Le Soudan abrite la province du Darfour à l’Ouest et est traversé par le Nil En un peu plus de 50 ans, le Soudan a donc connu deux guerres civiles. Et aujourd’hui, la crise du Darfour embrase l’Ouest du pays. La situation ethnique semble tout de même explosive au Soudan. On comprend mieux pourquoi certains médias parlent de poudrière lorsqu’ils font référence à ce pays. Il n’en est rien. La plupart des ethnies qui vivent au Nord du pays sont musulmanes, ressemblent physiquement à des Egyptiens et si beaucoup possèdent leur propre dialecte, toutes parlent l’arabe comme langue officielle. Les communautés du Sud sont plus typiques de la région du Nil. Leur peau est plus sombre et les religions dominantes sont le christianisme et l’animisme. Mais les guerres civiles qui ont opposé ces deux parties du pays n’étaient ni ethniques ni religieuses. Elles portaient en fait sur une répartition équitable des richesses. Observons la situation du Darfour maintenant. Il s’agit d’une région melting-pot où des tribus nomades musulmanes et arabophones, telles que les Janjawids ou les Takawas, côtoient des fermiers sédentaires. Par temps de forte sécheresse, ces tribus nomades migrent vers les installations des fermiers sédentaires et des combats éclatent. L’idée que des Africains se font massacrer par des Arabes est construite sur l’observation erronée que les Janjawids sont arabes. Mais si cette tribu revendique d’hypothétiques origines arabes, vous ne voyez, en réalité, rien chez eux de ce que nous connaissons des Arabes aujourd’hui. Il y a un autre élément important de cette crise dont on parle très peu : les intérêts de la bourgeoisie régionale.

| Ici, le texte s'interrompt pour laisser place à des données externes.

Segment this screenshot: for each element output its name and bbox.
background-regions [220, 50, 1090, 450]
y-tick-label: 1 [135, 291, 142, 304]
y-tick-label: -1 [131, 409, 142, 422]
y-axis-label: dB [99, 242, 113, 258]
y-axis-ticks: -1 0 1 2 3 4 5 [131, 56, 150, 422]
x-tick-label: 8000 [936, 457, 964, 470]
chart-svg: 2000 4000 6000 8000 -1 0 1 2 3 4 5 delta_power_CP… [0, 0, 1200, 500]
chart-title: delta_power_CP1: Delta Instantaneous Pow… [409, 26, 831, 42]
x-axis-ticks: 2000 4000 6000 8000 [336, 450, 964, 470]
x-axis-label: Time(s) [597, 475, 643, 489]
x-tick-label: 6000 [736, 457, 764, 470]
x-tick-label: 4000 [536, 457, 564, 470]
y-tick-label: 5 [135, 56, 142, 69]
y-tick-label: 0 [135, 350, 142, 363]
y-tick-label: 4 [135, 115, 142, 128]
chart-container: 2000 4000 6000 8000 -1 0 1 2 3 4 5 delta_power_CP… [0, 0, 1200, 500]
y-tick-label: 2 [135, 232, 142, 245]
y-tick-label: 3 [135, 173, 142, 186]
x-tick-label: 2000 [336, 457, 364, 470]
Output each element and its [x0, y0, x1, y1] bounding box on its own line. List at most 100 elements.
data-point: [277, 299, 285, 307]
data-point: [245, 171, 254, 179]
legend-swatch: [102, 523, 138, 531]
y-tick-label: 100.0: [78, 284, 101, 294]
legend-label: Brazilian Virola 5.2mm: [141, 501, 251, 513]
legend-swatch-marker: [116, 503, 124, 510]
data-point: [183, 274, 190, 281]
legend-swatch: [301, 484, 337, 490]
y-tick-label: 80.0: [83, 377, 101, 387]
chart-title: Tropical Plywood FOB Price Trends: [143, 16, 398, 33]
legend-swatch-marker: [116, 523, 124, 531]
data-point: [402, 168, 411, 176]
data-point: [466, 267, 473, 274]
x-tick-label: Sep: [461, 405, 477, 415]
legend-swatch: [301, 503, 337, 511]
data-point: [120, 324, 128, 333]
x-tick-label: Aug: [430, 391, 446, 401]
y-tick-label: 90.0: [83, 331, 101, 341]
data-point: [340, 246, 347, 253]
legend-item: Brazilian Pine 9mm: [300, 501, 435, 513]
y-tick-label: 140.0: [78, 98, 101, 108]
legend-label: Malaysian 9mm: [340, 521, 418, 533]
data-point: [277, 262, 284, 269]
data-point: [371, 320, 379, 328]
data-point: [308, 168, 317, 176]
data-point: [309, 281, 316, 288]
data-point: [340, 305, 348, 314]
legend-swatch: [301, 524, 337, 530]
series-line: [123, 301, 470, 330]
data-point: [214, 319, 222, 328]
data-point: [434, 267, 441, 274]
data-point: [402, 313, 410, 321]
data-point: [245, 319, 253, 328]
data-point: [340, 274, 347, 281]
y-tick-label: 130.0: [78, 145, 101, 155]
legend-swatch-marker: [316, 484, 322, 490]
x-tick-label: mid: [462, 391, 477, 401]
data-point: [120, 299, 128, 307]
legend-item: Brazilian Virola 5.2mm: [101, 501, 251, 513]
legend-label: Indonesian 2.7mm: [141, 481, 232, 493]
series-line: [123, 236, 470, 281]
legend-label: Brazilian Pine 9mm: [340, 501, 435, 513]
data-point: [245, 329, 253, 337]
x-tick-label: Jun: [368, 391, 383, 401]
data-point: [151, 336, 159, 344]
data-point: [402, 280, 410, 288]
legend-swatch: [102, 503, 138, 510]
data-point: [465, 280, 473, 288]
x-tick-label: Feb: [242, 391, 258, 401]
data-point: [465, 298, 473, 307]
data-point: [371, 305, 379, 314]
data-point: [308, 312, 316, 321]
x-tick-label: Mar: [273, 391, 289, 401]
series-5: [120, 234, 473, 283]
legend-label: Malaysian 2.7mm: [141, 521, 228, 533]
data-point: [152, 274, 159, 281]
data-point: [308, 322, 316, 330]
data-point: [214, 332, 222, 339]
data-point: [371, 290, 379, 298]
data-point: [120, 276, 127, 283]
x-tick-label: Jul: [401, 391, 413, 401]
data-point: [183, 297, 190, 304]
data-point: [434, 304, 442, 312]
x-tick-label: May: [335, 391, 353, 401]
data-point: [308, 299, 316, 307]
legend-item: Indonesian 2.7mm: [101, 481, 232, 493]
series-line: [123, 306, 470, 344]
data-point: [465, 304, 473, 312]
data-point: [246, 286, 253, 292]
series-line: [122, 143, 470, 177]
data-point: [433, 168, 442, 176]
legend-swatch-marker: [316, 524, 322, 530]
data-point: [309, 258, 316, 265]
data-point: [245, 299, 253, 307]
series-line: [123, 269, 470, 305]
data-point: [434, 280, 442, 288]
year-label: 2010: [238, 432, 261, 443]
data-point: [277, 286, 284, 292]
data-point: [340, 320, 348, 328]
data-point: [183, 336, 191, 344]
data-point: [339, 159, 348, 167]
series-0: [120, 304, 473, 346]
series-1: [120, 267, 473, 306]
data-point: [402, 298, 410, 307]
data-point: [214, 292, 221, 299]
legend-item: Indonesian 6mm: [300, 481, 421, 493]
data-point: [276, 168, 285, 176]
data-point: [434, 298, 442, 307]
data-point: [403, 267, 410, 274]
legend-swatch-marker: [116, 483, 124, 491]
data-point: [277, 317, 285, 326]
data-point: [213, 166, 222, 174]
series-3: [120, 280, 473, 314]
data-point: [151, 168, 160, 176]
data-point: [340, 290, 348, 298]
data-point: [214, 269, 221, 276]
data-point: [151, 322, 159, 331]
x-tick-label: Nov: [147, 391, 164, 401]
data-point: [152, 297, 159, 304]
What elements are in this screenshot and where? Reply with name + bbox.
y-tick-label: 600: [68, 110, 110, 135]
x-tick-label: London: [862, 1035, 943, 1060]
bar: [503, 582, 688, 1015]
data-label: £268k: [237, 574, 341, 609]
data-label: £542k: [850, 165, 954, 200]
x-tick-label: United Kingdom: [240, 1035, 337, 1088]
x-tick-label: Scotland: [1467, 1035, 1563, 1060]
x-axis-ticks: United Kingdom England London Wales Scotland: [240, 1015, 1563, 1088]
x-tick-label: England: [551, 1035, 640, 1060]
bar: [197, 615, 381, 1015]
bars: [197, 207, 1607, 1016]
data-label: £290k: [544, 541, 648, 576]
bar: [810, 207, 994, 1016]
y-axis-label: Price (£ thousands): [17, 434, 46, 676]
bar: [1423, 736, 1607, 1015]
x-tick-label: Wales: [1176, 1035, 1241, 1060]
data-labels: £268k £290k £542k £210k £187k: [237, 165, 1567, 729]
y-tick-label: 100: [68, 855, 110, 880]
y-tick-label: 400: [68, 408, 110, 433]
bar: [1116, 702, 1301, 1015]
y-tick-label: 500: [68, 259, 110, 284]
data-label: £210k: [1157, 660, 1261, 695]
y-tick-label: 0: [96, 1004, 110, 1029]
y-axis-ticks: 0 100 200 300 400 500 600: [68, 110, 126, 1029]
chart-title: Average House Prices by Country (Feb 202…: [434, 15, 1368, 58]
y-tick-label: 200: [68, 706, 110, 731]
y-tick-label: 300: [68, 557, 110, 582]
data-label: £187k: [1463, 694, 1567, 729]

Avec la découverte du pétrole, la mondialisation et le développement du réseau d’informations, tout le monde veut sa part du gâteau. A l’instar des élites du Sud, la bourgeoisie du Darfour réclame aujourd’hui un partage des richesses face à un gouvernement central qui monopolise le pouvoir et les ressources. Ce qui est spécifique à la crise du Darfour, c’est que ces contradictions ont été amplifiées et politisées à cause de l’engagement de la Chine au Soudan.
Quel est le rôle de la Chine au Soudan ?
Après avoir découvert d’importants gisements pétroliers, Chevron a dû quitter le Soudan pour deux raisons. Premièrement, le pays était redevenu instable à cause de la seconde guerre civile. Deuxièmement, si les Etats-Unis avaient jusqu’ici entretenu d’excellentes relations avec le Soudan, le nouveau régime islamiste mis en place par Omar al-Bachir en 1989 lui était carrément hostile. Le pétrole soudanais échappait donc aux intérêts américains. La Chine est alors venue vers le Soudan avec le message suivant : « Je vais vous acheter vos matières premières aux prix en vigueur sur le marché international ». Cette situation présente un avantage comparatif à la fois pour la Chine et le Soudan. La première peut disposer des ressources dont elle a besoin pour son développement tandis que le second n’est plus obligé d’emprunter de l’argent aux institutions internationales. Mais cette implication chinoise en Afrique est une première historique. C’est ce qui effraie les impérialistes européens et américains.